Archive for December, 2011
Newark Museum Showcases Its Remarkable Collection Of Teapots Dating From The Late 1600s
NEWARK, NJ– The teapot, that simple serving vessel for one of the world’s most popular beverages, has a glorious past that has historically combined functionality and art. Nowhere is that fact made more obvious than in the latest Newark Museum decorative arts exhibition The Teapot which will remain on view through 2013.

Teapot with replaced spout. Porcelain, silver, 1675-1700. This teapot was a gift from Herman A. E. and Paul C. Jaehne, 1941
Sixty-six teapots in ceramics and silver, dating from the late 1600s to the present day, have been selected from amongst the hundreds of teapots in the Museum’s permanent collection by Ulysses Grant Dietz, Senior Curator and Curator of the Decorative Arts Collection. “These teapots embrace several hundred years of Western cultural history and demonstrate the endless design possibilities that this complex functional form has offered to inspire designers and craftspeople over the centuries,” Dietz said. “The Teapot is a unique exhibition of decorative art that chronicles history and excites the creative interest in all of us,” said Mary Sue Sweeney Price, Museum Director and CEO. “It also provides visitors with a prime example of the scope of the diverse collections cared for by the Newark Museum for future generations.”

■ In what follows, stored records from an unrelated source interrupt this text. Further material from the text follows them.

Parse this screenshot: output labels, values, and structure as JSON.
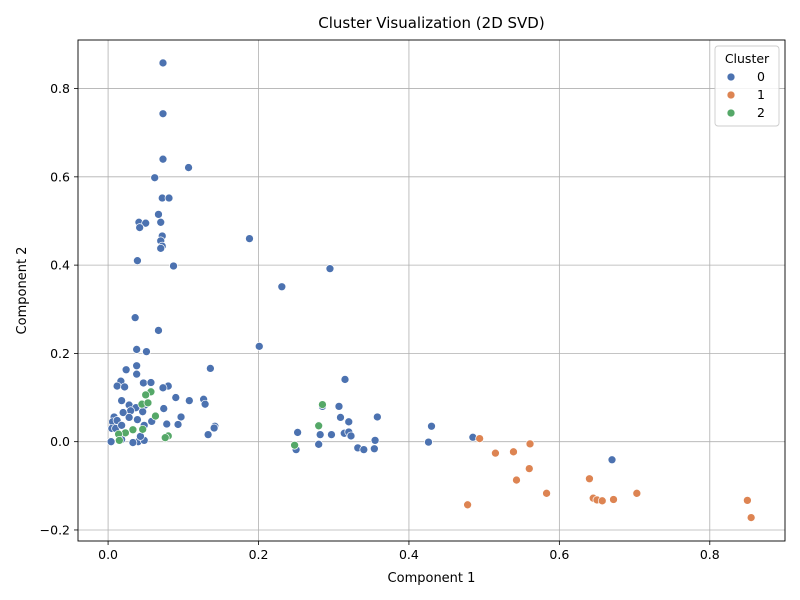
{
  "chart_data": {
    "type": "scatter",
    "title": "Cluster Visualization (2D SVD)",
    "xlabel": "Component 1",
    "ylabel": "Component 2",
    "xlim": [
      -0.04,
      0.9
    ],
    "ylim": [
      -0.225,
      0.91
    ],
    "xticks": [
      0.0,
      0.2,
      0.4,
      0.6,
      0.8
    ],
    "xtick_labels": [
      "0.0",
      "0.2",
      "0.4",
      "0.6",
      "0.8"
    ],
    "yticks": [
      -0.2,
      0.0,
      0.2,
      0.4,
      0.6,
      0.8
    ],
    "ytick_labels": [
      "−0.2",
      "0.0",
      "0.2",
      "0.4",
      "0.6",
      "0.8"
    ],
    "grid": true,
    "legend": {
      "title": "Cluster",
      "placement": "top-right"
    },
    "series": [
      {
        "name": "0",
        "color": "#4c72b0",
        "points": [
          [
            0.073,
            0.858
          ],
          [
            0.073,
            0.743
          ],
          [
            0.073,
            0.64
          ],
          [
            0.107,
            0.621
          ],
          [
            0.062,
            0.598
          ],
          [
            0.072,
            0.552
          ],
          [
            0.081,
            0.552
          ],
          [
            0.067,
            0.515
          ],
          [
            0.041,
            0.497
          ],
          [
            0.05,
            0.495
          ],
          [
            0.07,
            0.497
          ],
          [
            0.042,
            0.485
          ],
          [
            0.072,
            0.466
          ],
          [
            0.07,
            0.455
          ],
          [
            0.072,
            0.443
          ],
          [
            0.07,
            0.438
          ],
          [
            0.188,
            0.46
          ],
          [
            0.039,
            0.41
          ],
          [
            0.087,
            0.398
          ],
          [
            0.295,
            0.392
          ],
          [
            0.231,
            0.351
          ],
          [
            0.036,
            0.281
          ],
          [
            0.067,
            0.252
          ],
          [
            0.201,
            0.216
          ],
          [
            0.038,
            0.209
          ],
          [
            0.051,
            0.204
          ],
          [
            0.038,
            0.172
          ],
          [
            0.136,
            0.166
          ],
          [
            0.024,
            0.163
          ],
          [
            0.038,
            0.153
          ],
          [
            0.315,
            0.141
          ],
          [
            0.017,
            0.137
          ],
          [
            0.012,
            0.126
          ],
          [
            0.022,
            0.124
          ],
          [
            0.047,
            0.133
          ],
          [
            0.057,
            0.134
          ],
          [
            0.08,
            0.126
          ],
          [
            0.073,
            0.122
          ],
          [
            0.09,
            0.1
          ],
          [
            0.108,
            0.093
          ],
          [
            0.127,
            0.096
          ],
          [
            0.129,
            0.085
          ],
          [
            0.018,
            0.093
          ],
          [
            0.028,
            0.083
          ],
          [
            0.037,
            0.077
          ],
          [
            0.049,
            0.083
          ],
          [
            0.074,
            0.075
          ],
          [
            0.307,
            0.08
          ],
          [
            0.285,
            0.08
          ],
          [
            0.03,
            0.07
          ],
          [
            0.02,
            0.066
          ],
          [
            0.008,
            0.056
          ],
          [
            0.046,
            0.068
          ],
          [
            0.097,
            0.056
          ],
          [
            0.358,
            0.056
          ],
          [
            0.309,
            0.055
          ],
          [
            0.006,
            0.045
          ],
          [
            0.012,
            0.048
          ],
          [
            0.028,
            0.055
          ],
          [
            0.039,
            0.05
          ],
          [
            0.058,
            0.046
          ],
          [
            0.093,
            0.039
          ],
          [
            0.142,
            0.035
          ],
          [
            0.43,
            0.035
          ],
          [
            0.32,
            0.045
          ],
          [
            0.005,
            0.03
          ],
          [
            0.01,
            0.03
          ],
          [
            0.018,
            0.037
          ],
          [
            0.048,
            0.037
          ],
          [
            0.078,
            0.04
          ],
          [
            0.141,
            0.031
          ],
          [
            0.133,
            0.016
          ],
          [
            0.252,
            0.021
          ],
          [
            0.282,
            0.016
          ],
          [
            0.297,
            0.016
          ],
          [
            0.314,
            0.019
          ],
          [
            0.32,
            0.022
          ],
          [
            0.323,
            0.013
          ],
          [
            0.485,
            0.01
          ],
          [
            0.004,
            0.0
          ],
          [
            0.018,
            0.005
          ],
          [
            0.04,
            0.0
          ],
          [
            0.033,
            -0.002
          ],
          [
            0.048,
            0.003
          ],
          [
            0.043,
            0.012
          ],
          [
            0.355,
            0.003
          ],
          [
            0.426,
            -0.001
          ],
          [
            0.28,
            -0.006
          ],
          [
            0.332,
            -0.014
          ],
          [
            0.34,
            -0.018
          ],
          [
            0.354,
            -0.016
          ],
          [
            0.25,
            -0.018
          ],
          [
            0.67,
            -0.041
          ]
        ]
      },
      {
        "name": "1",
        "color": "#dd8452",
        "points": [
          [
            0.494,
            0.007
          ],
          [
            0.561,
            -0.005
          ],
          [
            0.539,
            -0.023
          ],
          [
            0.515,
            -0.026
          ],
          [
            0.56,
            -0.061
          ],
          [
            0.543,
            -0.087
          ],
          [
            0.64,
            -0.084
          ],
          [
            0.583,
            -0.117
          ],
          [
            0.703,
            -0.117
          ],
          [
            0.645,
            -0.128
          ],
          [
            0.65,
            -0.132
          ],
          [
            0.657,
            -0.134
          ],
          [
            0.672,
            -0.131
          ],
          [
            0.85,
            -0.133
          ],
          [
            0.478,
            -0.143
          ],
          [
            0.855,
            -0.172
          ]
        ]
      },
      {
        "name": "2",
        "color": "#55a868",
        "points": [
          [
            0.057,
            0.113
          ],
          [
            0.05,
            0.106
          ],
          [
            0.045,
            0.085
          ],
          [
            0.053,
            0.088
          ],
          [
            0.285,
            0.084
          ],
          [
            0.063,
            0.058
          ],
          [
            0.046,
            0.028
          ],
          [
            0.28,
            0.036
          ],
          [
            0.033,
            0.027
          ],
          [
            0.023,
            0.02
          ],
          [
            0.014,
            0.017
          ],
          [
            0.08,
            0.013
          ],
          [
            0.076,
            0.009
          ],
          [
            0.015,
            0.003
          ],
          [
            0.248,
            -0.008
          ]
        ]
      }
    ]
  }
}
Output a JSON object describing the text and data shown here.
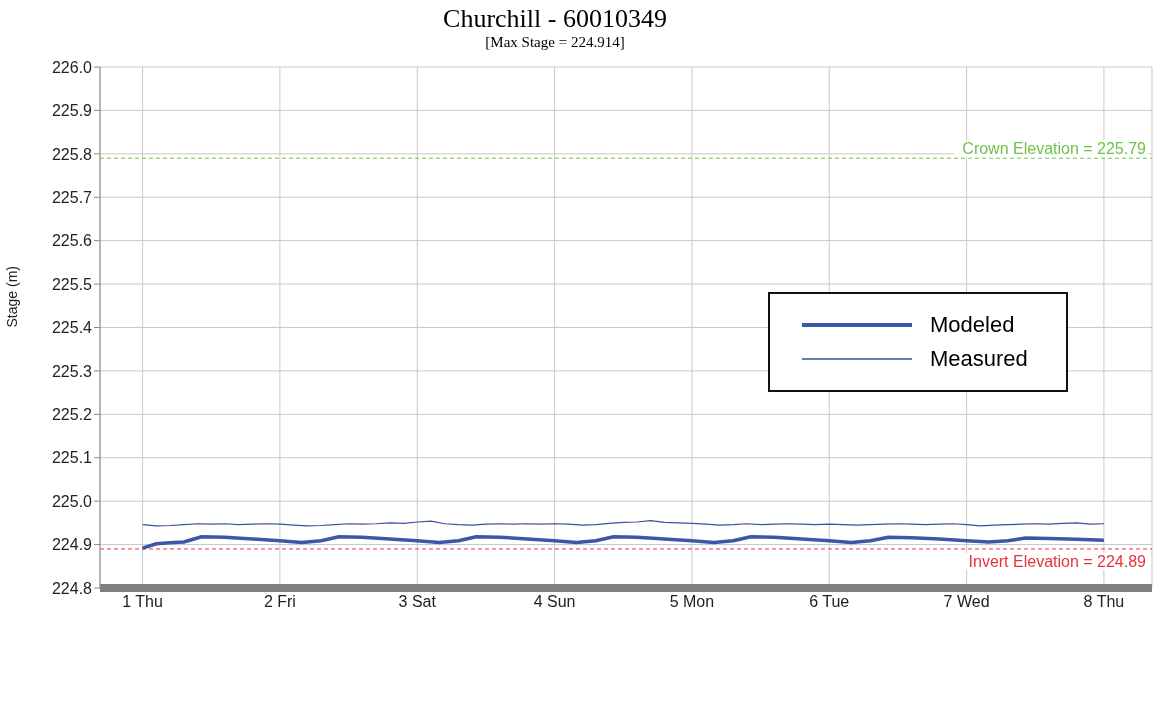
{
  "chart_data": {
    "type": "line",
    "title": "Churchill - 60010349",
    "subtitle": "[Max Stage = 224.914]",
    "ylabel": "Stage (m)",
    "xlim": [
      0.69,
      8.35
    ],
    "xticks": [
      {
        "value": 1,
        "label": "1 Thu"
      },
      {
        "value": 2,
        "label": "2 Fri"
      },
      {
        "value": 3,
        "label": "3 Sat"
      },
      {
        "value": 4,
        "label": "4 Sun"
      },
      {
        "value": 5,
        "label": "5 Mon"
      },
      {
        "value": 6,
        "label": "6 Tue"
      },
      {
        "value": 7,
        "label": "7 Wed"
      },
      {
        "value": 8,
        "label": "8 Thu"
      }
    ],
    "ylim": [
      224.8,
      226.0
    ],
    "yticks": [
      {
        "value": 224.8,
        "label": "224.8"
      },
      {
        "value": 224.9,
        "label": "224.9"
      },
      {
        "value": 225.0,
        "label": "225.0"
      },
      {
        "value": 225.1,
        "label": "225.1"
      },
      {
        "value": 225.2,
        "label": "225.2"
      },
      {
        "value": 225.3,
        "label": "225.3"
      },
      {
        "value": 225.4,
        "label": "225.4"
      },
      {
        "value": 225.5,
        "label": "225.5"
      },
      {
        "value": 225.6,
        "label": "225.6"
      },
      {
        "value": 225.7,
        "label": "225.7"
      },
      {
        "value": 225.8,
        "label": "225.8"
      },
      {
        "value": 225.9,
        "label": "225.9"
      },
      {
        "value": 226.0,
        "label": "226.0"
      }
    ],
    "grid": true,
    "legend": "right",
    "marker": "none",
    "series": [
      {
        "name": "Modeled",
        "color": "#3f55a8",
        "x": [
          1,
          1.1,
          1.2,
          1.3,
          1.43,
          1.6,
          1.8,
          2.0,
          2.16,
          2.3,
          2.43,
          2.6,
          2.8,
          3.0,
          3.16,
          3.3,
          3.43,
          3.6,
          3.8,
          4.0,
          4.16,
          4.3,
          4.43,
          4.6,
          4.8,
          5.0,
          5.16,
          5.3,
          5.43,
          5.6,
          5.8,
          6.0,
          6.16,
          6.3,
          6.43,
          6.6,
          6.8,
          7.0,
          7.16,
          7.3,
          7.43,
          7.6,
          7.8,
          8.0
        ],
        "values": [
          224.892,
          224.902,
          224.904,
          224.906,
          224.918,
          224.917,
          224.913,
          224.909,
          224.905,
          224.909,
          224.918,
          224.917,
          224.913,
          224.909,
          224.905,
          224.909,
          224.918,
          224.917,
          224.913,
          224.909,
          224.905,
          224.909,
          224.918,
          224.917,
          224.913,
          224.909,
          224.905,
          224.909,
          224.918,
          224.917,
          224.913,
          224.909,
          224.905,
          224.909,
          224.917,
          224.916,
          224.913,
          224.909,
          224.906,
          224.909,
          224.915,
          224.914,
          224.912,
          224.91
        ]
      },
      {
        "name": "Measured",
        "color": "#3a4ea3",
        "x": [
          1.0,
          1.1,
          1.2,
          1.3,
          1.4,
          1.5,
          1.6,
          1.7,
          1.8,
          1.9,
          2.0,
          2.1,
          2.2,
          2.3,
          2.4,
          2.5,
          2.6,
          2.7,
          2.8,
          2.9,
          3.0,
          3.1,
          3.2,
          3.3,
          3.4,
          3.5,
          3.6,
          3.7,
          3.8,
          3.9,
          4.0,
          4.1,
          4.2,
          4.3,
          4.4,
          4.5,
          4.6,
          4.7,
          4.8,
          4.9,
          5.0,
          5.1,
          5.2,
          5.3,
          5.4,
          5.5,
          5.6,
          5.7,
          5.8,
          5.9,
          6.0,
          6.1,
          6.2,
          6.3,
          6.4,
          6.5,
          6.6,
          6.7,
          6.8,
          6.9,
          7.0,
          7.1,
          7.2,
          7.3,
          7.4,
          7.5,
          7.6,
          7.7,
          7.8,
          7.9,
          8.0
        ],
        "values": [
          224.946,
          224.943,
          224.944,
          224.946,
          224.948,
          224.947,
          224.948,
          224.946,
          224.947,
          224.948,
          224.947,
          224.945,
          224.943,
          224.944,
          224.946,
          224.948,
          224.947,
          224.948,
          224.95,
          224.949,
          224.952,
          224.954,
          224.948,
          224.946,
          224.945,
          224.947,
          224.948,
          224.947,
          224.948,
          224.947,
          224.948,
          224.947,
          224.945,
          224.946,
          224.949,
          224.951,
          224.952,
          224.955,
          224.951,
          224.95,
          224.949,
          224.947,
          224.945,
          224.946,
          224.948,
          224.946,
          224.947,
          224.948,
          224.947,
          224.946,
          224.947,
          224.946,
          224.945,
          224.946,
          224.947,
          224.948,
          224.947,
          224.946,
          224.947,
          224.948,
          224.946,
          224.943,
          224.945,
          224.946,
          224.947,
          224.948,
          224.947,
          224.949,
          224.95,
          224.947,
          224.948
        ]
      }
    ],
    "ref_lines": [
      {
        "axis": "y",
        "value": 225.79,
        "label": "Crown Elevation = 225.79",
        "color": "#6fc24a",
        "line_style": "dashed"
      },
      {
        "axis": "y",
        "value": 224.89,
        "label": "Invert Elevation = 224.89",
        "color": "#e8333a",
        "line_style": "dashed"
      }
    ]
  }
}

According to Dietz, the teapot originated along with tea drinking, which started in China hundreds of years ago. However, the Chinese did not start using teapots until the early part of the Ming Dynasty (1368-1644). The European fashion for drinking tea began in the middle of the 1600s, at the end of China’s Ming Dynasty. The teapot was, until the end of the 1800s, always functional, however ornamental it may have also been. As the idea of“the object as art” emerged with the Arts & Crafts movement in the late 1800s teapots appeared that were as much works of art as they were usable vessels for serving tea. In the second half of the twentieth century, non-functional teapots emerged as sculptural objects, presenting their creators with the potential for design and content that left utility behind.